This is a decades-old talking point that simply isn't true and hasn't been for years. Funding levels keep breaking records year after year.
"K-12 per-pupil funding [in 2022-23] totals $15,261 Proposition 98 General Fund—its highest level ever—and $20,855 per pupil when accounting for all funding sources." [0]
"Reflecting the changes to Proposition 98 funding levels noted above, total K-12
per-pupil expenditures from all sources are projected to be $18,837 in 2020-21 and
$18,000 in 2021-22—the highest levels ever (K-12 Education Spending Per Pupil)." [1]
You can see that in 2012-2013 there was a big jump in funding from 2011-2012, going from $47.3B to $58.1B. In 2022-23 we're at $102B.
We're at roughly double funding levels from a decade ago, and the schools still don't have enough money to function properly? If so, this is alarming, and signals something is deeply wrong. We should investigate what is wrong and fix it rather than throwing ever more money into the black hole and hoping that will improve outcomes, despite a decade of evidence to the contrary.

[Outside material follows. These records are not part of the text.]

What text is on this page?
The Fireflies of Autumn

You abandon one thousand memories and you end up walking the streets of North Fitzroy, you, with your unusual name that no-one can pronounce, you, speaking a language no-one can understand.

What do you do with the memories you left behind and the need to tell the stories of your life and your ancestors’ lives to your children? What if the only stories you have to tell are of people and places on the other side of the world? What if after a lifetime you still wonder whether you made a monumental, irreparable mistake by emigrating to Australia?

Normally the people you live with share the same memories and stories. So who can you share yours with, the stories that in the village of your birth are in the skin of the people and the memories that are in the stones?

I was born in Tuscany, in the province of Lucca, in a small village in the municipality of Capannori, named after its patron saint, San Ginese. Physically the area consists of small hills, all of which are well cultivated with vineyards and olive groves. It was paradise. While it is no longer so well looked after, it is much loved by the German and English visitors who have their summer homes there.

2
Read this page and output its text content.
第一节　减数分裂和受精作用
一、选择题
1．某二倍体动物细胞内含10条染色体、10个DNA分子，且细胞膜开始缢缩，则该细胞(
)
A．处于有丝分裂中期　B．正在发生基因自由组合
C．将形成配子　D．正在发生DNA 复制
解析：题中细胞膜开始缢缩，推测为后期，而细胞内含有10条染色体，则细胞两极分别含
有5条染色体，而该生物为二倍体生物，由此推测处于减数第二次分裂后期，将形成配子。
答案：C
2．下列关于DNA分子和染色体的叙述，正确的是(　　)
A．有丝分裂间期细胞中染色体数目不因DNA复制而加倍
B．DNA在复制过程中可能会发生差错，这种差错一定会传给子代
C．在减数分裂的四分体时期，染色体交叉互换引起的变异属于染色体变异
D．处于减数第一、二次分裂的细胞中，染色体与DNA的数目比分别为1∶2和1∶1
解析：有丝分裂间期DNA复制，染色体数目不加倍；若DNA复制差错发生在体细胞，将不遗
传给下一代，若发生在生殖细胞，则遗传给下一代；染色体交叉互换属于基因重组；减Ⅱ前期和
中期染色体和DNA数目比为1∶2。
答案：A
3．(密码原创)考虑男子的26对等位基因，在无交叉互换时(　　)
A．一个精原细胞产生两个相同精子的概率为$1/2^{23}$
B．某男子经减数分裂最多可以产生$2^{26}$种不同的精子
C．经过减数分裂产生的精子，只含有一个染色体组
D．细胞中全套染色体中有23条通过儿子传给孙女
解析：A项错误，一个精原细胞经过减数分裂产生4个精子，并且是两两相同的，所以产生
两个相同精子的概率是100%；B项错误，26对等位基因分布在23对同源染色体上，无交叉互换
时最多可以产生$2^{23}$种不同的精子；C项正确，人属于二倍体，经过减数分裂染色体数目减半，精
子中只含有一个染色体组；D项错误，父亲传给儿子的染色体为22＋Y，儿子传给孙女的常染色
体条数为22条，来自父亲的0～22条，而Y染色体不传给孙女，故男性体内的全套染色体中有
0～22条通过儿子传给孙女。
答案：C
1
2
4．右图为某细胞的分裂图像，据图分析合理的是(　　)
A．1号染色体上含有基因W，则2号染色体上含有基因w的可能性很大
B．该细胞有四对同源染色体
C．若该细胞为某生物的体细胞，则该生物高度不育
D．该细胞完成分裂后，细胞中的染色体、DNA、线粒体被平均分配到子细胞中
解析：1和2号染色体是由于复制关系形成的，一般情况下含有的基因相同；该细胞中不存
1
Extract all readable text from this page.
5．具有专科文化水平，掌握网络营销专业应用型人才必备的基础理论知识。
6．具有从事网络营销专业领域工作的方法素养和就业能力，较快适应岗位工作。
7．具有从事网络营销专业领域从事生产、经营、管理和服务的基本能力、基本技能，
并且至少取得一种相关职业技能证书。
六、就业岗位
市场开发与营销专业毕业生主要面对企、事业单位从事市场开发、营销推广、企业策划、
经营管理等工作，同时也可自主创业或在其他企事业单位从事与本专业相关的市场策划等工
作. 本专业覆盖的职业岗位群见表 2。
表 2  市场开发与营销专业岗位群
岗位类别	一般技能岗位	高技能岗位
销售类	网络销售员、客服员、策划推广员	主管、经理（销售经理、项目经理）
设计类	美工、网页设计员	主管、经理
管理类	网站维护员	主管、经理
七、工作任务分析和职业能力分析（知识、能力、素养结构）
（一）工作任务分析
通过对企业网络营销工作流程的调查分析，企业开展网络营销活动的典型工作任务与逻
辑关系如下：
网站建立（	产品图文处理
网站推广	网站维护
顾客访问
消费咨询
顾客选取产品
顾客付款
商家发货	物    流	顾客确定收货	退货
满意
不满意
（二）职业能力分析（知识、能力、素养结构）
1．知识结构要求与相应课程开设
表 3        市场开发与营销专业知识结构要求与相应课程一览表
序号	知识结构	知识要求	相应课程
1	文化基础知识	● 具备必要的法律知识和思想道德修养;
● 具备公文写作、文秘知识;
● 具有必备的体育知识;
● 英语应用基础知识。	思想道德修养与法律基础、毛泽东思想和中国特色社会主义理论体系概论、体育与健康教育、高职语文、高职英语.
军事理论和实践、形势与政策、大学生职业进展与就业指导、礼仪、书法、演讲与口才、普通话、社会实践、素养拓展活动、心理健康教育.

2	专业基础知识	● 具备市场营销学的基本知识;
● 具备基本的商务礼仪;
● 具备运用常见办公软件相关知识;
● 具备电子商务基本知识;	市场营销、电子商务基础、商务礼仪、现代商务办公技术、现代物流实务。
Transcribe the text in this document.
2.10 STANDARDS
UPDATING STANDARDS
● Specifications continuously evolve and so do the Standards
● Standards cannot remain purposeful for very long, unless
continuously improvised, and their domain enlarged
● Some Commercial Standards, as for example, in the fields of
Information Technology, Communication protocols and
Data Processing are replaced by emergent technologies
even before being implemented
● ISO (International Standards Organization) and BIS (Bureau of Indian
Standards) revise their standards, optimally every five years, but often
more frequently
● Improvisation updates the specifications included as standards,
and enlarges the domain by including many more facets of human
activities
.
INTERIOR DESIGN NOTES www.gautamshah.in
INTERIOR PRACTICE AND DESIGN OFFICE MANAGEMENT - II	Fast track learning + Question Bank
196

California spends about twice as much per student today (inflation adjusted) as it did before Prop 13 passed, so it doesn't track that Prop 13, or underfunding, is the cause of the poor performance.
I meant that primary/secondary funding per student had doubled. The UC and CSU systems have gotten less money from the state, but not because of Prop 13 which limited property tax rates. UC/CSU weren't and aren't receiving property tax revenue.